How about some definitions to work by:
Data: a range of the file that contains valid data, regardless of
whether it exists in memory or on disk. The valid data can be
preceeded and/or followed by an arbitrary number of zero bytes
dependent on the underlying implementation of hole detection.
Hole: a range of the file that contains no data or is made up
entirely of NULL (zero) data. Holes include preallocated ranges of
files that have not had actual data written to them.
Does that make sense? It has sufficient flexibility in it for the
existing generic "non-implementation", allows for filesystems to
define their own hole detection boundaries (e.g. filesystem block
size), and effectively defines how preallocated ranges from
fallocate() should be treated (i.e. as holes). If we can agree on
those definitions, I think that we should document them in both the
kernel and the man page that defines SEEK_HOLE/SEEK_DATA so everyone
is on the same page...
We should not tie in the definition to existing fs technologies.
Such as? If we don't use well known, well defined terminology, we
end up with ambiguous, vague functionality and inconsistent
we should let the fs weigh the cost of providing accurate information
with the possible gain in performance.
A range in a file that could contain something other than nulls.
If in doubt, it is data.
A range in a file that only contains nulls.
And that's -exactly- the ambiguous, vague definition that has raised
all these questions in the first place. I was in doubt about whether
unwritten extents can be considered a hole, and by your definition
that means it should be data. But Andreas seems to be in no doubt it
should be considered a hole.
Hence if I implement XFS support and Andreas implements ext4 support
by your defintion, we end with vastly different behaviour even
though the two filesystems use the same underlying technology for
preallocated ranges. That's exactly the inconsistency in
implementation that I'd like us to avoid.
IOWs, the definition needs to be clear enough to prevent these
inconsistencies from occurring. Indeed, the phrase "preallocated
ranges that have not had data written to them" is as independent of
filesystem implementation or technologies as possible. However,
because Linux supports preallocation (unlike our reference
platform), and we encourage developers to use it where appropriate,
it is best that we define how we expect such ranges to behave
clearly. That makes life easier for everyone.

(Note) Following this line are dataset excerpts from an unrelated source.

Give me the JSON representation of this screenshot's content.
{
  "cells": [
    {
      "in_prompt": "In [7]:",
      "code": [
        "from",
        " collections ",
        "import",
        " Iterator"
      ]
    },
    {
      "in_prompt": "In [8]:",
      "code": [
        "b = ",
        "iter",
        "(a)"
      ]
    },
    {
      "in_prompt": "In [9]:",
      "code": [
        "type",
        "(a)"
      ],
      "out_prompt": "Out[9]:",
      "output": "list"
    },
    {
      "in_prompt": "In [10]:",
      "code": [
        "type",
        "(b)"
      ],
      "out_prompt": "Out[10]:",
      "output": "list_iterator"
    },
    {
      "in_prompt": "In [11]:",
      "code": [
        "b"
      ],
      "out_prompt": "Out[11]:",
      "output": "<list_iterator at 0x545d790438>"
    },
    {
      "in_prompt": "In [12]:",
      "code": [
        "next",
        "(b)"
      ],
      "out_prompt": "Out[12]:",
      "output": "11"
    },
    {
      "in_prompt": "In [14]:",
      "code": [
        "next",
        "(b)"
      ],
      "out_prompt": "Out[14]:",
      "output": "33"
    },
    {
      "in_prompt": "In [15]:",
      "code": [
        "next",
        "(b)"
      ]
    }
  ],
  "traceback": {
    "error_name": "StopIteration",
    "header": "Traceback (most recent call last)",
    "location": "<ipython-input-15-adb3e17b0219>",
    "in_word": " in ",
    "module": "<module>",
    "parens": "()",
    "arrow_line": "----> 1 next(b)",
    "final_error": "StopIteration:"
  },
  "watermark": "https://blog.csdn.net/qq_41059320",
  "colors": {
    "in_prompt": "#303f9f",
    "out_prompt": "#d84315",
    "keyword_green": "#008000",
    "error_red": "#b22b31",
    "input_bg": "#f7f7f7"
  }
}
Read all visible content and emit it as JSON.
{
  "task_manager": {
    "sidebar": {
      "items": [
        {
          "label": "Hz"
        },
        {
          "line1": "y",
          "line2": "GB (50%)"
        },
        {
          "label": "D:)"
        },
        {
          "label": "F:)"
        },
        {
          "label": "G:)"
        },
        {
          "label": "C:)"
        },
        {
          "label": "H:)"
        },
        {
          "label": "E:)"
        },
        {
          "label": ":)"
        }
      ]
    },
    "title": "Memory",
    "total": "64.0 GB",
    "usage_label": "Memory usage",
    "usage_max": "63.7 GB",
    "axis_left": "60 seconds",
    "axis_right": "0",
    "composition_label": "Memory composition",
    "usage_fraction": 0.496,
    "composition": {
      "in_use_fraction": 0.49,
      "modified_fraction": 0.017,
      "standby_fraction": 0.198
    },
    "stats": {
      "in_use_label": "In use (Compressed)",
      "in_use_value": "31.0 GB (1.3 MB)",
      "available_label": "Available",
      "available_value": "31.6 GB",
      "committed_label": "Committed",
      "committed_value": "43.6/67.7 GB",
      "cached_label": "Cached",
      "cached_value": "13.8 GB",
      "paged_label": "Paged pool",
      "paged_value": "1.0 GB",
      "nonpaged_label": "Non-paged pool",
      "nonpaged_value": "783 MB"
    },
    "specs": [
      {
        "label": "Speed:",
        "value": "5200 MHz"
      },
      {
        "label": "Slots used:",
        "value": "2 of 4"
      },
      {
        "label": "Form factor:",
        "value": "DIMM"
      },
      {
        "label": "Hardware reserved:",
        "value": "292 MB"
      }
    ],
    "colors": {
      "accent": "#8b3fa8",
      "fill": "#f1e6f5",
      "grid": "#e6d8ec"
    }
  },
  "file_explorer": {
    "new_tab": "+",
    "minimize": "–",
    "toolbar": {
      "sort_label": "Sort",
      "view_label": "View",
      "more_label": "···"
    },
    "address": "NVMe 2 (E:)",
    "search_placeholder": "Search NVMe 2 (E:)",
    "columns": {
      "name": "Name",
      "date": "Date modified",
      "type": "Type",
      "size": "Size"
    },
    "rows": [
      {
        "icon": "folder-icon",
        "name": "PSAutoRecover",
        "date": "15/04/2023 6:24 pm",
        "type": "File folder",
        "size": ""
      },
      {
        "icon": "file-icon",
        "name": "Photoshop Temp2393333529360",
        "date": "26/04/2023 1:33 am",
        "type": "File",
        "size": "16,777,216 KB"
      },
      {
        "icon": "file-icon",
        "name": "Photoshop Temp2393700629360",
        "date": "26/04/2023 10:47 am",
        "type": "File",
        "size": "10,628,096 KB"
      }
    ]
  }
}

Since a sparse file has the holes filled by nulls by definition, it seems
fairly clear that they chould count as holes. In fact, I would not be
surprised to see some filesystem _only_ report the unwritten pieces of
sparse files as holes (not any other ranges of nulls)
the question I have is how large does the range of nulls need to be before
it's reported as a hole? disk sectors, filesystem blocks, other?